We see this in the increase in the reporting on the incidence of rape. We notice this in the way some women are now fighting back. We acknowledge this in the fact that no political party can now ignore addressing the question of women’s safety (whether they mean what they say is another issue). This is the legacy left behind after those weeks when women and men came out on the streets and expressed their anguish. The clock on such consciousness cannot be turned back easily.

We also know that, as articulated beautifully by the activist Kavita Krishnan, Indian women do not want to be seen as India’s daughters — or, for that matter, as mothers, wives, aunts, nieces or grandmothers. Women want equality as citizens. They do not need the legitimacy of a link to a male, a family or ‘the nation’. They demand respect as human beings. It is so easy to bracket women within this cosy frame of ‘the family’ while leaving ‘the nation’ to be managed by men. Objecting to the title of the film is not just a question of semantics; it is objecting to the attitude that the phrase represents; something that is ultimately at the root of the violence that women face.

So a film, good or bad, should not bring us back to the subject of rape, of sexual assault, of everyday violence that millions of Indian women suffer every single day. Our concern should not be reduced to one incident, however horrific it was, one set of parents, or even one city. There are women in Manipur, in Kashmir, in Chhattisgarh who face the violence of the state. There are Dalit women across India who face the violence of the upper castes. There are women born into poverty who face the violence of a heartless economy that excludes them.
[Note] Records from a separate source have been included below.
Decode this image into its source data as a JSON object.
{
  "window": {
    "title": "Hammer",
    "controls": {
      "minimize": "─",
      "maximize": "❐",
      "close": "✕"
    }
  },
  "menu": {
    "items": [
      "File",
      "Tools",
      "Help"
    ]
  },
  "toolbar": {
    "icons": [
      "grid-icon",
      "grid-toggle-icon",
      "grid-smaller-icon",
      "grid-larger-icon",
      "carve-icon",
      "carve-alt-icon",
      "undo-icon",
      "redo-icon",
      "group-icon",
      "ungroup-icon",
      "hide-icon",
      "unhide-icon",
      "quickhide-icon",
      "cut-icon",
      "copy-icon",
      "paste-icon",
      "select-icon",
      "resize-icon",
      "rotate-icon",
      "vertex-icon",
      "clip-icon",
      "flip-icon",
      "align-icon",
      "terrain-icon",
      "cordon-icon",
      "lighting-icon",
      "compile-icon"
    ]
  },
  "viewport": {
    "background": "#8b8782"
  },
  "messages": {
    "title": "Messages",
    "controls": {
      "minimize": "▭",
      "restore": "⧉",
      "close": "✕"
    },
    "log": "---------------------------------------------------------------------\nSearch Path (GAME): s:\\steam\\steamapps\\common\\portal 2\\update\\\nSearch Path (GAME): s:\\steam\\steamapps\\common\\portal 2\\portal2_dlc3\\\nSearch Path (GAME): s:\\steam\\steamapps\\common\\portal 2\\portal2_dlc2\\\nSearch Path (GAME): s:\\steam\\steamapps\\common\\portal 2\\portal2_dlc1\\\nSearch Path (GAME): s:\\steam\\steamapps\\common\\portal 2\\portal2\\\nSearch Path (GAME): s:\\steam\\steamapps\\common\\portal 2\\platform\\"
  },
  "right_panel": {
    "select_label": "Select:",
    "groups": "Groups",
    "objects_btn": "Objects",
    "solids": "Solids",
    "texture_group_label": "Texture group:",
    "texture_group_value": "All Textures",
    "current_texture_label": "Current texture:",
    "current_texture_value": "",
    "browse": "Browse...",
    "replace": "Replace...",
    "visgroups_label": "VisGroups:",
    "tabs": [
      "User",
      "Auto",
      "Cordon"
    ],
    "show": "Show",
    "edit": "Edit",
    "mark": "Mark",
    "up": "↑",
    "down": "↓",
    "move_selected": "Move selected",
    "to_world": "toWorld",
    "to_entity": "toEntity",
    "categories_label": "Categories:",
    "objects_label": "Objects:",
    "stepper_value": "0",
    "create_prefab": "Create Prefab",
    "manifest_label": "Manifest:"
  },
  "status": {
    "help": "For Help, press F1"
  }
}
We must also recognise that there is a struggle to see an end to this violence. Women and men are needed for it. All Indian men are not rapists or criminals. Women know that. So even as women sometimes despair at the dominant attitudes that prevail, we must not fall into the trap of reducing our problems to these simplistic binaries — of helpless women and villainous men, of daughters that should be protected and of rapists who should be hanged. And the ‘hurt’ that the Home Minister should feel is not over the contents of a film, but the daily reality of violence that women in India continue to face.